27 Mart günü derneğimizin Sarıgazi temsilciliğinde “Uzayan Çalışma Saatleri, Kısalan Yaşamlar” konulu bir seminer düzenlendi. İşgününün uzaması, zorunlu tutulan mesailer ve ödenmeyen fazla mesai ücretlerinin hayatımızı cehenneme çevirmesini konu edinen bu seminerde, işçi sınıfının 1800’lü yıllardaki çalışma koşulları, 8 saatlik işgünü mücadelesi, sosyal hakların nasıl kazanıldığı, işçi sınıfının örgütsüz olduğunda ise haklarını nasıl kaybettiği anlatıldı. Seminere katılan işçi arkadaşlarımızdan sadece üçü 8 saat çalışırken, diğer arkadaşlarımız 10 hatta 12 saat çalıştıklarını ifade ettiler. Örgütlü gücü dağıtılan işçi sınıfının uzun vadede ekonomik ve sosyal haklarının patronlar eliyle nasıl gasp edildiği örneklerle anlatıldı. Seminer boyunca çarpıcı örnekler verildi, örgütlenme ve mücadele etme çağrısı yapıldı.
Günümüzde, var olan işlerin çalışabilir bütün insanlar arasında paylaşılmasıyla hem işgününün 3 saate düşürüleceğinin hem de en temel ihtiyaçların karşılanacağının altı çizildi. Seminerin ikinci yarısında işyerlerinde yaşanan sorunlara ilişkin sorulan sorular ve verilen cevaplar yer aldı. Merak edilen konulardan bazıları şöyleydi: Yasal olarak çalışma süreleri ne kadardır? İşçiler fazla mesaiye kalmak zorunda mıdır? Fazla mesai ücretini alamayan işçiler ne yapmalıdır? Bizler fazla çalıştıkça ücretlerimiz düşüyor, bunun nedeni nedir? Sorulan bu ve benzeri sorulara verilen yanıtlarla,
- Yasal çalışma süresinin 8 saat olduğunu, fazla mesailerin günde 3 saat, yılda 270 saatten çok ve işçinin rızası alınmadan olamayacağını,
- Hamile kadınların, çocukların ve ağır sanayi kollarında çalışan işçilerin fazla mesaiye bırakılamayacağını,
- Fazla mesailerimizin bordrolarımızda görünmesi gerektiğini,
- Aksi durumlarla karşılaştığımızda ise Çalışma ve Sosyal Güvenlik Bakanlığı Bölge Müdürlüklerine başvurabileceğimizi öğrendik.
Daha da önemlisi haklarımızın teminatının ancak örgütlülüğümüz olduğu dile getirildi.
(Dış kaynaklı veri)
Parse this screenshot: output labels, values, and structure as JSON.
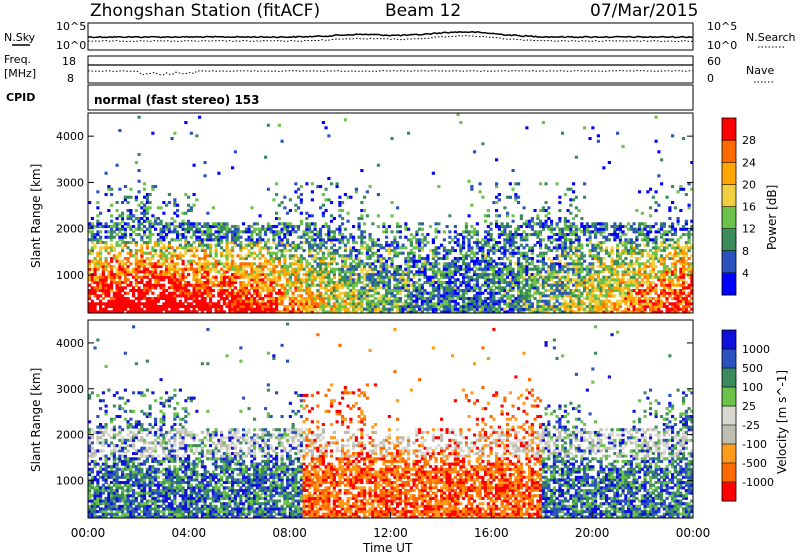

Evet, yasal olarak haklarımızı bilmemiz gerekiyor. Ama bunları yalnız başımıza bilmemiz ve bireysel olarak mücadele etmemiz sorunlarımızı çözmüyor. Sadece Türkiye’de değil bugün dünyanın birçok ülkesinde işçiler aynı sorunlarla boğuşuyorlar. Aldığımız düşük ücretler yüzünden elimize geçen para biraz daha artsın diye fazla mesaiye kalıyoruz. Ya da birçok işyerinde fazla mesaiye kalmak isteyip istemediğimiz sorulmuyor bile. Tek başımıza tepki gösterdiğimizde ise kapı gösteriliyor. Ancak örgütlü karşı durabilirsek haklarımızı alabiliriz ve patronlar o zaman bizlere istedikleri gibi davranamazlar. Örgütlenmek için gideceğimiz yer ise UİD-DER gibi işçi örgütleridir. Zamanımızı boşa harcamamalı, örgütlenmeliyiz. Umutsuz olmaya gerek yok. Unutmayalım, umudun aydınlığı en iyi karanlıkta parlar.